「本日は私の招待に答えてくれてありがとうございます。どうぞお掛け下さい。」
ヴィクトリアがラクカに言うと侍女がヴィクトリアの反対側の椅子を引いた。
「わかりました。それで、今回私はなぜ貴方様にお呼ばれされたのですか?隠し階段からのこの様な施設、一体何をしているのでしょうか?」
ラクカは早速ヴィクトリアに疑問を質問した。
「ラクカ様、敬語は必要ありません。貴方様はソフィア様の使用人であります。」
ヴィクトリアはまずラクカには敬語は必要ないと言う
「でしたらなぜですか?」
「が、ご友人でもあります。ですから普通に話しかけても構いません。」
「私は生まれつきメイドとして生きていました。ですから急には変えられません。ですからヴィクトリア。と同じ様に『ソフィア様にお仕えする者』としては扱えます。」
「ラクカ…なんだかお友達になった様ですね。ラクカ」
「そうですね。ヴィクトリア」
笑い合うラクカとヴィクトリア。二人にとって初めての対等な友達になったのだった。
しばらくの間二人は雑談をしていた。内容はソフィアに関することだが。
「そういえばまだ私が呼ばれた理由を聞かされていませんね」
ラクカは肝心な話しをしていない事にふと思い出してヴィクトリアに聞く。
「あらら、私ったらソフィア様の話で盛り上がってしまい肝心なお話しを忘れるところでしたわ」
「肝心な話しを忘れないで下さい。まぁ私も盛り上がってしまいましたが…」
ラクカとヴィクトリアは共に頬を紅く染め目線を逸らす。
「で、では私がラクカを呼んだ理由をお話し致しますわね。
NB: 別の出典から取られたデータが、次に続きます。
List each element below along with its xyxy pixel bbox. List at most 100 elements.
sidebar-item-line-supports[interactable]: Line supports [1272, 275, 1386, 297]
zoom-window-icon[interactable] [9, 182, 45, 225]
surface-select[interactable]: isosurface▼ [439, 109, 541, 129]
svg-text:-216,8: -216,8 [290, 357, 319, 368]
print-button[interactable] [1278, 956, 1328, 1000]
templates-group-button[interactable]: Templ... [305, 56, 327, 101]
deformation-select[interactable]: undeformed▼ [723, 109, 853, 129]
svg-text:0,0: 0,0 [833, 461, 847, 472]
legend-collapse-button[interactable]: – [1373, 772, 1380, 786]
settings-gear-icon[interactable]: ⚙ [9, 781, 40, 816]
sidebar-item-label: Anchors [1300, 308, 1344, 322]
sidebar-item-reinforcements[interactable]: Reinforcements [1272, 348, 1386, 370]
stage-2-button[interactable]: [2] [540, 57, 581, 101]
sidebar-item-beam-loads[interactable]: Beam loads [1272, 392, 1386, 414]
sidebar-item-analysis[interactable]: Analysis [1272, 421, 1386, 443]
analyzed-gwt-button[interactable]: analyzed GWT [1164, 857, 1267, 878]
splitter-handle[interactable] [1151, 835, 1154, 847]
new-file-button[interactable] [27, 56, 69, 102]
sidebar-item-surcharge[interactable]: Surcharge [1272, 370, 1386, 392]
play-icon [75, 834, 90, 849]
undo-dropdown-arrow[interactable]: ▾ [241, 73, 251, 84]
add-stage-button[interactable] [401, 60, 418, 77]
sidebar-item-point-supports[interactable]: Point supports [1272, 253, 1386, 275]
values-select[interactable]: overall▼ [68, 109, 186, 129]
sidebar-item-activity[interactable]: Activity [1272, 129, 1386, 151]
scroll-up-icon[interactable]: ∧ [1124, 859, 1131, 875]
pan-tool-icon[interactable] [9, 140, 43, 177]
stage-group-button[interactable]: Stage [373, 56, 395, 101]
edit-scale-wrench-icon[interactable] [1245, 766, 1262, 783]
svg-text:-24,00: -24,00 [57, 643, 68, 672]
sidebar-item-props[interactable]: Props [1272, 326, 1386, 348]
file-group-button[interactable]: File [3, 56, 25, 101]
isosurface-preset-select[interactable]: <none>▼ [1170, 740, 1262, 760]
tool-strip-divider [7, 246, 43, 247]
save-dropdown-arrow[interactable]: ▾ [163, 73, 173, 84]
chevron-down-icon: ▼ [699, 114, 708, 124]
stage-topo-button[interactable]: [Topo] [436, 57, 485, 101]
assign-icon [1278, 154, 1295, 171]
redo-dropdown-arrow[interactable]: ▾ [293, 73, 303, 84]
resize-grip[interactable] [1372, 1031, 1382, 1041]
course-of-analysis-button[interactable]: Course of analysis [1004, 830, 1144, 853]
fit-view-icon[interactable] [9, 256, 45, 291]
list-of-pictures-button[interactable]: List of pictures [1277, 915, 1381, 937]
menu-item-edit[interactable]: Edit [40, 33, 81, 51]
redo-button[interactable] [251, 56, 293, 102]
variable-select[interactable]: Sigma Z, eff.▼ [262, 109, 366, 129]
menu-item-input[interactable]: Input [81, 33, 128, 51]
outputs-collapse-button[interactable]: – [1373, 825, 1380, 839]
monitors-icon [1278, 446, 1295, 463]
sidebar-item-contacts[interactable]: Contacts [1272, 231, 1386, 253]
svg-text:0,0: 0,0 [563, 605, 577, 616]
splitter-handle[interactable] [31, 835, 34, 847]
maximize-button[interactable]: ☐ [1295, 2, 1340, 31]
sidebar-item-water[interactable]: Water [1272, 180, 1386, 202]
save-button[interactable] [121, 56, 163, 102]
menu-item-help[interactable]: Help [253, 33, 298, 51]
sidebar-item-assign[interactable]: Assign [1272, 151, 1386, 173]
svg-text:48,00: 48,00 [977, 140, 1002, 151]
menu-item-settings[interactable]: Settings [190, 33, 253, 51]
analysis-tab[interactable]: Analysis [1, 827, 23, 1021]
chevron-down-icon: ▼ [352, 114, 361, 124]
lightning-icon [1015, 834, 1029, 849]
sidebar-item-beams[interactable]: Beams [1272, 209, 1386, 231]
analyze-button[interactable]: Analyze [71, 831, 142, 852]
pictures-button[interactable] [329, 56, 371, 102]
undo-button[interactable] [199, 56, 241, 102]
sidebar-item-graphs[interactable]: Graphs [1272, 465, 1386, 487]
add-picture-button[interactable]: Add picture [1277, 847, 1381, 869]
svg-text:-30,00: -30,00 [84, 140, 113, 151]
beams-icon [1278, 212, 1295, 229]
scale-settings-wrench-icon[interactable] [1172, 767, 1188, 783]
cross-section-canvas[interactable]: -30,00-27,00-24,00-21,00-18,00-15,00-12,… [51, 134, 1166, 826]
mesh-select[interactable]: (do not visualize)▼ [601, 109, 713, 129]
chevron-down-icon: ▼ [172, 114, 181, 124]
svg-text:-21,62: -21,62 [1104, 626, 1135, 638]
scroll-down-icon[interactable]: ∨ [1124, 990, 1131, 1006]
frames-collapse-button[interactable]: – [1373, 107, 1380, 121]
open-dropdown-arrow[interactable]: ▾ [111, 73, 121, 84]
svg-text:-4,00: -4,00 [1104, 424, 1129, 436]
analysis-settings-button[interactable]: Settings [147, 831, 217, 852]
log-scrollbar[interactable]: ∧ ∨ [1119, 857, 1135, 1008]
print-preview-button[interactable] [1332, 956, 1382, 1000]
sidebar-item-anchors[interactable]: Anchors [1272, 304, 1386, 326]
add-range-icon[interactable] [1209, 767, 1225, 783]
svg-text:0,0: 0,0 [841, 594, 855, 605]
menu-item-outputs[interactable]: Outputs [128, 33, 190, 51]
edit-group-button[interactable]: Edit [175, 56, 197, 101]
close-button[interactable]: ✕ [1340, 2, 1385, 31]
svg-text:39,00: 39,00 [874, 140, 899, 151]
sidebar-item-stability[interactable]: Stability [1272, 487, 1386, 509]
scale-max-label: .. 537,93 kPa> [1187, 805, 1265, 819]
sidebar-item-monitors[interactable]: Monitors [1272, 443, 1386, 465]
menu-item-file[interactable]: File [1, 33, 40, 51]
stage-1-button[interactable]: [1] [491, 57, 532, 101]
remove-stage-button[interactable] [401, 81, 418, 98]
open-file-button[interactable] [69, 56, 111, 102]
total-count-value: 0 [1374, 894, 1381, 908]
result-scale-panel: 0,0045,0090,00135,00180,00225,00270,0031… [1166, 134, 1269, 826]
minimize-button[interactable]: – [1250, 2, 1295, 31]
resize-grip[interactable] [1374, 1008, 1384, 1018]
今この国は混乱状態に陥っていることは分かっていますわね?ラクカ」
「そんな事分かり切っていますよ」とラクカが返事をすると
「ラクカ、貴女はこの国はこのままでいいと思っているの?」
「ダメでしょうね」
「そう!そこで私はこの混乱状態を終わらせることにしたのですわ」
この混乱状態を治めるためには一つしかない。少なくとも私がおばあちゃんに聞いた話ではあれしかない。果たしてヴィクトリアは分かっているのだろうか。返答次第でどうするか決めないと。
「私は新たな派閥を作り、統一を目指します。」
ダメでしたか…。
「そこでラクカには一番重要な仕事を頼みたいと考えているの」
断らないと
「ごめんなさい。わたs」
「ソフィア様を見つけ出して国へお戻りになさるよう説得してもらいたいの。」
え!?今ヴィクトリアは何て言った?ソフィア様をお戻りなさるように説得する。それだとソフィア様はまだお亡くなりなられていない!?